Era stato il primo paziente a sottoporsi a una terapia CRISPR per la distrofia muscolare. Il primo a ricevere un trattamento CRISPR pensato unicamente per lui. E sempre il primo a sperimentare un approccio CRISPR che non mirasse a cambiare una sequenza genica ma soltanto il suo livello di attivazione (editing epigenetico). Sei mesi dopo la morte di Terry Horgan, il fratello Richard ha diffuso le prime informazioni sulle cause del decesso.
In attesa della pubblicazione prevista nel giro di qualche settimana su medRxiv, le anticipazioni confermano le ipotesi fatte a caldo dagli specialisti: Terry ha avuto una reazione avversa ai vettori virali usati per veicolare la terapia nelle cellule. Un rischio ben noto che può verificarsi quando i virus adenoassociati vengono usati ad alte dosi nella terapia genica, indipendentemente da quale tecnica si sceglie per intervenire sul DNA.
Altri elementi di rischio, anch’essi già noti, erano l’età di Terry (che con i suoi 27 anni era più vecchio della maggioranza dei partecipanti alle sperimentazioni per la distrofia muscolare) e lo stato avanzato della sua malattia. La correzione epigenetica apportata per risvegliare una copia dormiente del gene della distrofina, dunque, non sarebbe tra le cause della morte. La colpa, insomma, non è di CRISPR.

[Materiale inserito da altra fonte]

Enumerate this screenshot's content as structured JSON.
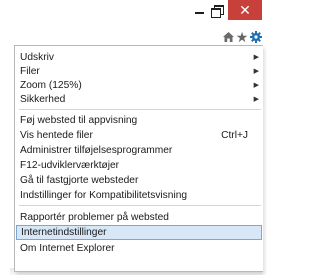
{
  "window": {
    "close_glyph": "✕",
    "star_glyph": "★",
    "accent_close": "#c7413a",
    "gear_color": "#1f6fb2"
  },
  "menu": {
    "items": [
      {
        "label": "Udskriv",
        "shortcut": "",
        "submenu": true
      },
      {
        "label": "Filer",
        "shortcut": "",
        "submenu": true
      },
      {
        "label": "Zoom (125%)",
        "shortcut": "",
        "submenu": true
      },
      {
        "label": "Sikkerhed",
        "shortcut": "",
        "submenu": true
      },
      {
        "label": "Føj websted til appvisning",
        "shortcut": "",
        "submenu": false
      },
      {
        "label": "Vis hentede filer",
        "shortcut": "Ctrl+J",
        "submenu": false
      },
      {
        "label": "Administrer tilføjelsesprogrammer",
        "shortcut": "",
        "submenu": false
      },
      {
        "label": "F12-udviklerværktøjer",
        "shortcut": "",
        "submenu": false
      },
      {
        "label": "Gå til fastgjorte websteder",
        "shortcut": "",
        "submenu": false
      },
      {
        "label": "Indstillinger for Kompatibilitetsvisning",
        "shortcut": "",
        "submenu": false
      },
      {
        "label": "Rapportér problemer på websted",
        "shortcut": "",
        "submenu": false
      },
      {
        "label": "Internetindstillinger",
        "shortcut": "",
        "submenu": false,
        "highlighted": true
      },
      {
        "label": "Om Internet Explorer",
        "shortcut": "",
        "submenu": false
      }
    ],
    "arrow_glyph": "▶"
  }
}
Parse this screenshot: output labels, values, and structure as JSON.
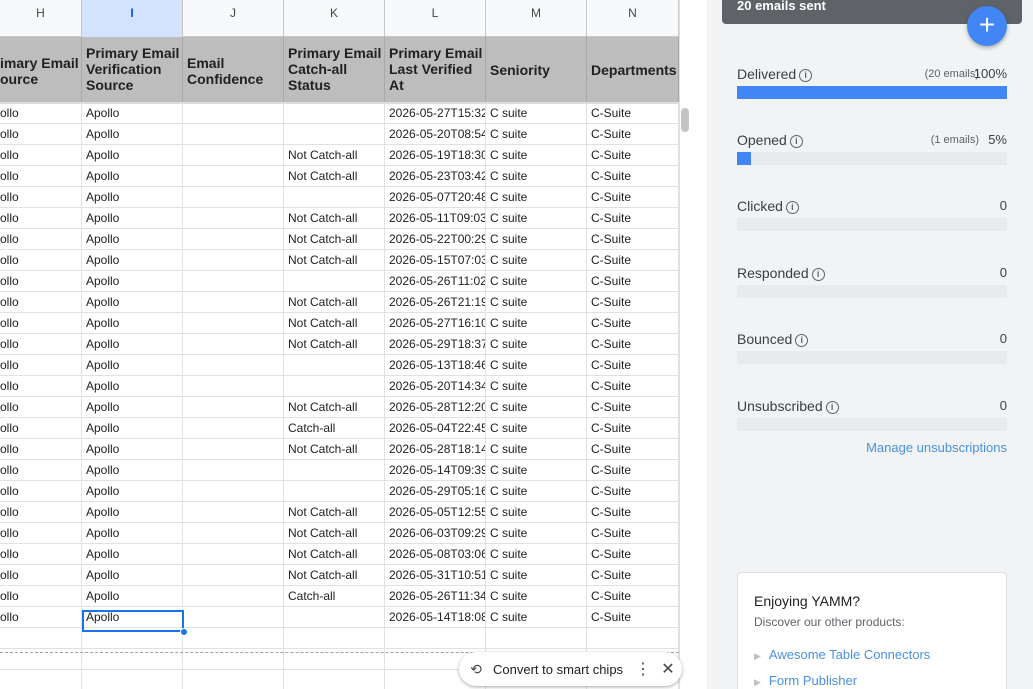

Il fratello Richard (che aveva sperato di salvarlo fondando un’organizzazione senza scopo di lucro con la missione di sviluppare la terapia su misura) ha ricordato che Terry sapeva di avere poche speranze. Voleva provarci comunque, anche per contribuire all’avanzamento della scienza, e questo continuerà a essere l’obiettivo della no-profit a lui dedicata, la Cure Rare Disease.
Fyodor Urnov (Berkeley/Innovative Genomics Institute) è stato uno dei primi specialisti a commentare le anticipazioni: “L’unica via per migliorare le terapie genomiche è imparare dai fallimenti tanto quanto dai successi, anche quando un paziente di un trial muore tragicamente. Onoriamo la sua memoria imparando tutto ciò che possiamo”.